By the time the reborn North American Review celebrated its first anniversary with the publication of the Spring, 1965 issue, Philip Levine was a regular contributor. The issue included two of Levine’s poems, with the first of them, “A New Day,” occupying pride of place as the first piece in the magazine, after managing editor Bernard E. Richardson’s introductory notes.
Both “A New Day” and “Possession” would appear, without revision, in Levine’s 1968 volume, Not This Pig, and both articulate a demythologized vision of America which “had been free land ... but now it was yours” and in which “what we get is what we bring” with “no fresh start and no bird song.”

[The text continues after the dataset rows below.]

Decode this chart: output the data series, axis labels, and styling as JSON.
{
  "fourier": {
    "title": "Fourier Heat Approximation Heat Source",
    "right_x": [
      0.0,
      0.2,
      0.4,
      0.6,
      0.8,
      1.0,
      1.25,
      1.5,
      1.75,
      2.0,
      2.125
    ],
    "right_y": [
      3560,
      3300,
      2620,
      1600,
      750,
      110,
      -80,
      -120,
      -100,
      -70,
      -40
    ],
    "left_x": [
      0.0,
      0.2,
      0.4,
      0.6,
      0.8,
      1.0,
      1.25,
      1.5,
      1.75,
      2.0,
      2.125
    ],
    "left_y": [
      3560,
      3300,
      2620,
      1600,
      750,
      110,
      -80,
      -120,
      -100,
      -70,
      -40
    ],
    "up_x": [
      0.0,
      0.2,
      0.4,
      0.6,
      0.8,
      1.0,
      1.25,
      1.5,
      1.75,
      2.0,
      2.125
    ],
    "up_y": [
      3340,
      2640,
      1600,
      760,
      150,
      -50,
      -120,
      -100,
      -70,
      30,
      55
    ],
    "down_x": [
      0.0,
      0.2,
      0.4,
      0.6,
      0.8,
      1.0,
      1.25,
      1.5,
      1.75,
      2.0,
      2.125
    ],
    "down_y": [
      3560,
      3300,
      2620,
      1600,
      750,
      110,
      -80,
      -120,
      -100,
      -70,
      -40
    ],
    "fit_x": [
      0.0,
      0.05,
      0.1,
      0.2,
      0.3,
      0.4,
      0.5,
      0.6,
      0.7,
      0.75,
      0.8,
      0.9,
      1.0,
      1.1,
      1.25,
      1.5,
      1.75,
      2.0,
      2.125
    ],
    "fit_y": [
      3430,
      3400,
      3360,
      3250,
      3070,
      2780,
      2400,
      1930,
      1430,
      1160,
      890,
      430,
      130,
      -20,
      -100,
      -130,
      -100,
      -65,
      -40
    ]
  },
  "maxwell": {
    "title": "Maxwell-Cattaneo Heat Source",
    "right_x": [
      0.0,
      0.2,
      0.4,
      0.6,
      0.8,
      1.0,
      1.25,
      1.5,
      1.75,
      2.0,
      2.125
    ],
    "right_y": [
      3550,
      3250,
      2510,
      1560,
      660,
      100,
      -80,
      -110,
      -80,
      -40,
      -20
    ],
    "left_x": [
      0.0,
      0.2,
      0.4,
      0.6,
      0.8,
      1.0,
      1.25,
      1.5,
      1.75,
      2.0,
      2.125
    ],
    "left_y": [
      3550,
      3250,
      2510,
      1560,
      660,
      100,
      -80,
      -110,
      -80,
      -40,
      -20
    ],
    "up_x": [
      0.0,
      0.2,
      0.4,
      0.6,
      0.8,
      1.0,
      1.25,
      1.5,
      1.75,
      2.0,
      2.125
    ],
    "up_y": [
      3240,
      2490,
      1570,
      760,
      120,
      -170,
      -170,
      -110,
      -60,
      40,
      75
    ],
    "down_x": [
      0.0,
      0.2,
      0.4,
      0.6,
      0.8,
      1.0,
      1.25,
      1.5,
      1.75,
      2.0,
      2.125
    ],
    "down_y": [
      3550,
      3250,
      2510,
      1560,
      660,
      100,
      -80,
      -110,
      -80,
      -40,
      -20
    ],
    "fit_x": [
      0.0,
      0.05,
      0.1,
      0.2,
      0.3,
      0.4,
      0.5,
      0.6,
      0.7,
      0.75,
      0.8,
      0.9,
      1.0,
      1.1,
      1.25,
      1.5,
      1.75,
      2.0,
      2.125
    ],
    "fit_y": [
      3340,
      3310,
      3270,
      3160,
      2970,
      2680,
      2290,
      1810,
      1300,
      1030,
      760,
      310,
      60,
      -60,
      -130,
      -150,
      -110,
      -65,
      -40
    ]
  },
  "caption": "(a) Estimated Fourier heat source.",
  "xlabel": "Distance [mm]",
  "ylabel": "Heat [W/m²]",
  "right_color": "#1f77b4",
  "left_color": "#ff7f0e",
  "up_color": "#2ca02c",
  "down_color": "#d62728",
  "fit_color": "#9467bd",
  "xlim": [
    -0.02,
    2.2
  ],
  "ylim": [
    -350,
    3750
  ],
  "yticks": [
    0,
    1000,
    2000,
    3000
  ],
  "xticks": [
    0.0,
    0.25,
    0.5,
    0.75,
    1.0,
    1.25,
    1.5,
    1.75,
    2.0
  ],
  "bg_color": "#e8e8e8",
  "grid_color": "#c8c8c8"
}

Photo by by Geoffrey Berliner
Philip Levine
A New Day
The headlights fading out at dawn,
A stranger at the shore, the shore
Not wakening to the great sea
Out of sleep, and night, and no sun
Rising where it rose before.
The old champion in a sweat suit
Tells me this is Chicago, this–
He does not say– is not the sea
But the chopped grey lake you get to
After travelling all night
From Dubuque, Cairo, or Wyandotte.
He takes off at a slow trot.
And the fat slides under his shirt.
I recall the Friday night
In a beer garden in Detroit
I saw him flatten Ezzard Charles
On TV, and weep, and raise
Both gloved hands in a slow salute
To a God. I could tell him that.
I could tell him that those good days
Were no more and no less than these.
I could tell him that I thought
By now I must have reached the sea
We read about, or that last night
I saw a man break down and cry
Out of luck and out of gas
In Bruce’s Crossing. We collect
Here at the shore, the two of us.
To make a pact, a people come
For a new world and a new home,
And what we get is what we bring:
A grey light coming on at dawn,
No fresh start and no bird song
And no sea and no shore
That someone hasn't seen before.
Philip Levine
Possession
They thought they could go back
to find the same marked squirrels
nesting in the walnut trees
and that there would be some work
to do, something useful
and hard, and that they might please
their own need to be doing.
You know what they found? They found
themselves standing in your yard
awed by the gladiolus
and the absence of something
they knew. This had been free land,
they said,
but now it was yours who went in to call the law.